Thursday, June 27, 2013

Roskilde

Tomorrow I am going to be leaving for Denmark to attend the infamous Roskilde Festival with my friends Anton Michalski, Julie Hauge and Christoffer Eriksson to be joined later by Marcus Pernow.  The plan is to first stay in a hostel for two nights to see Copenhagen and only on Sunday join the fellow festival goers in Roskilde.  It will be quite the experience as I have never been to a festival, let alone one that lasts 8 days! There will be a lot of beer and bad food but that's all part of the experience.  In fact, I will be celebrating my 18th birthday amidst the 60,000 people collected at the Orange stage listening to the likes of Queen of the Stone Age and Kraftwerk. It will be amazing and I am really excited.

Friday, June 21, 2013

The Idea of Community and Belonging

I am currently in Mainz-Finthen Germany to visit family, but even more importantly, to celebrate my mother's 50th birthday.  Finthen is a village of approximately 14,000 people, a few km away from the provincial capital, Mainz.  On a bike excursion  with my grandfather today, I would realize just how provincial my ancestral homeland truly is. As we went along our usual route, my grandfather decided to  take a different path home and turned into a gated trailer park. Previously I had only biked passed the place and understood it as a vacation destination because of the lakes that the trailers are settled around.  However, I was astonished to find that these were in fact permanent homes that gave the impression of such overt distance to the outside world that I came to realize just how absurdly contrasted lives even in the western world can be.

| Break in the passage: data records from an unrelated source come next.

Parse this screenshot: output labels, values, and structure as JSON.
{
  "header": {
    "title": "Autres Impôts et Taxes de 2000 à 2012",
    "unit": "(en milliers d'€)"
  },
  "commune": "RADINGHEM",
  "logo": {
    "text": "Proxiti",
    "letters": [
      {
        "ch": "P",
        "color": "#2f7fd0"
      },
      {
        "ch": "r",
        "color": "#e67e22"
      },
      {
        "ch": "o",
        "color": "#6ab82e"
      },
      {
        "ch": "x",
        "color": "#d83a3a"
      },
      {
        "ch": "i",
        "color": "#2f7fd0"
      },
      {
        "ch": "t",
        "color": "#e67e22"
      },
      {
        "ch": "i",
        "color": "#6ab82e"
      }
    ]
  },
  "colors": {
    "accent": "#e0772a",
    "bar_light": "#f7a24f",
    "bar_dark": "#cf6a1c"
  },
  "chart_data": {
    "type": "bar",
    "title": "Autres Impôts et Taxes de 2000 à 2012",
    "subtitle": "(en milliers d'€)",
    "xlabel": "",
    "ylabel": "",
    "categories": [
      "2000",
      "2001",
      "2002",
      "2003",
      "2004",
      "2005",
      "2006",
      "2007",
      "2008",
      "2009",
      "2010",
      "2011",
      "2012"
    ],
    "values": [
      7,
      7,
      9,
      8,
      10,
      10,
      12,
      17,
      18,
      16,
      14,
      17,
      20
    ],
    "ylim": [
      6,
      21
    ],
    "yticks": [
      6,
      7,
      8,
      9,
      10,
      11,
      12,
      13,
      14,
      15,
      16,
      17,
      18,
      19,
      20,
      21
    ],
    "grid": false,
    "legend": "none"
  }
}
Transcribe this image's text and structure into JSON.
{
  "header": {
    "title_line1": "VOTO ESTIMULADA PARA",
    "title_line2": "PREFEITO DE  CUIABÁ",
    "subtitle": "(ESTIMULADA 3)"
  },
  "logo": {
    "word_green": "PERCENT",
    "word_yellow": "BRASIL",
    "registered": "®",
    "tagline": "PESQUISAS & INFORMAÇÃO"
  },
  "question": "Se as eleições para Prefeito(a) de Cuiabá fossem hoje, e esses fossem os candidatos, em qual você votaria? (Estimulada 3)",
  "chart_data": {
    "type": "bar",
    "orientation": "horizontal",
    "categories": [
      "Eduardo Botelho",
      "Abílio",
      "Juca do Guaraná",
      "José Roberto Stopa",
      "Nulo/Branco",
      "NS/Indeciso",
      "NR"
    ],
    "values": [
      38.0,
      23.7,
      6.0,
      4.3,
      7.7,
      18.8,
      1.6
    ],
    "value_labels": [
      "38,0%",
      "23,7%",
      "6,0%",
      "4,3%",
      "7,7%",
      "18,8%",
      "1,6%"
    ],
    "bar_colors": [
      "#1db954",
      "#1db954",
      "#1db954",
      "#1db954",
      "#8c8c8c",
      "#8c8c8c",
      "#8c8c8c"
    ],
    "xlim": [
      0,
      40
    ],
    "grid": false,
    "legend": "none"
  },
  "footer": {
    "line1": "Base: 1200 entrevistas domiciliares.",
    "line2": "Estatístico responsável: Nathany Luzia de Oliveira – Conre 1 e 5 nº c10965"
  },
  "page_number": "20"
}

For the first time I saw flagpoles waving the German flag shamelessly. Flags are virtually nonexistent in the area where my granparents live.  German society is still largely unprepared to demonstrate their nationality openly.  Nevertheless, a sense of belonging in such a community seems to be the guiding purpose of its existence that fills a spiritual gap that their economic position may not fill. Nonetheless, perhaps even more vital to such a community than nationality, was the unquestionable allegiance to football clubs. Waving underneath, and on rare occasion even above the German flag, the banner of the household's team flew proudly.

I am evaluating an entire community simply from the brief encounter upon a bicycle and therefore all I say are mere presumptions. Yet despite my observations and the apparent economic condition, the atmosphere of the community felt content. It was clean, there was no evidence of graffiti or other vandalism, and on first glance the people seemed happy.  Perhaps this is because, above any other belonging, lies that for the community.  The community supports itself. I feel that people who live in such a secluded cove can find a much greater sense of contentment than anyone living in a city. The pace of life is slow and the people are friendly.  It is in fact reminiscent of a tribal society. They are of a greater clan (Germany), but their loyalty is always to their family and community. I feel that in such a society, cases of depression are far lower because the elements that create depression do not exist.  Some of the people living there might not even do so because of economic reasons but perhaps even spiritual reasons because they simply cannot follow with the world outside the trailer park gates. 

Saturday, June 1, 2013

Freedom

"Most people do not really want freedom, because freedom involves responsibility, and most people are frightened of responsibility"
-Sigmund Freud

With these words in mind I would like to discuss a few things about freedom and the potential conflicts I might have with my own long awaited liberation during my Gap Year.  In the grand scheme of things I will inevitably have to move away from my parents and become responsible over myself if I wish to live normally.   In my gap year and the ensuing years in university, I will largely live independent from my parents, and yet, I will still remain largely dependent on them financially until I find secure income.   In terms of financial freedom, 18 is hardly an age to look forward to.  But is that not a good thing, if we actually don't want to have responsibility as Freud states?  

I find any freedom from outside sources to be a profound check of self determination and liberty. Yet with each freedom I gain it seems another link is attached to my chain, but it is a chain that is attached to my own post and not that of my parents or anybody else.  Freedom means buying my own food, cooking for myself, washing my clothes, cleaning the house and getting to places on my own. When one puts freedom into context it become decreasingly appetizing.

However, what I find my largest challenge will be in freedom, will be to prevent myself from wasting away in a state of procrastinating stasis.  My gap year cannot be an extended holiday.  If it does, I will lose all interest  and passion for activity I might have had to begin with.  Sleeping into the late morning and doing virtually nothing can only be satisfying for a short period of time until it becomes a trap for the apathetic.  

In my gap year, I hope to always keep busy with something so that I never really have nothing on my mind - because in that case I know I have lost. I can keep busy through writing blog posts, reading, biking, joining sport teams and many other things but certainly not putting countless hours into mindless internet dawdling.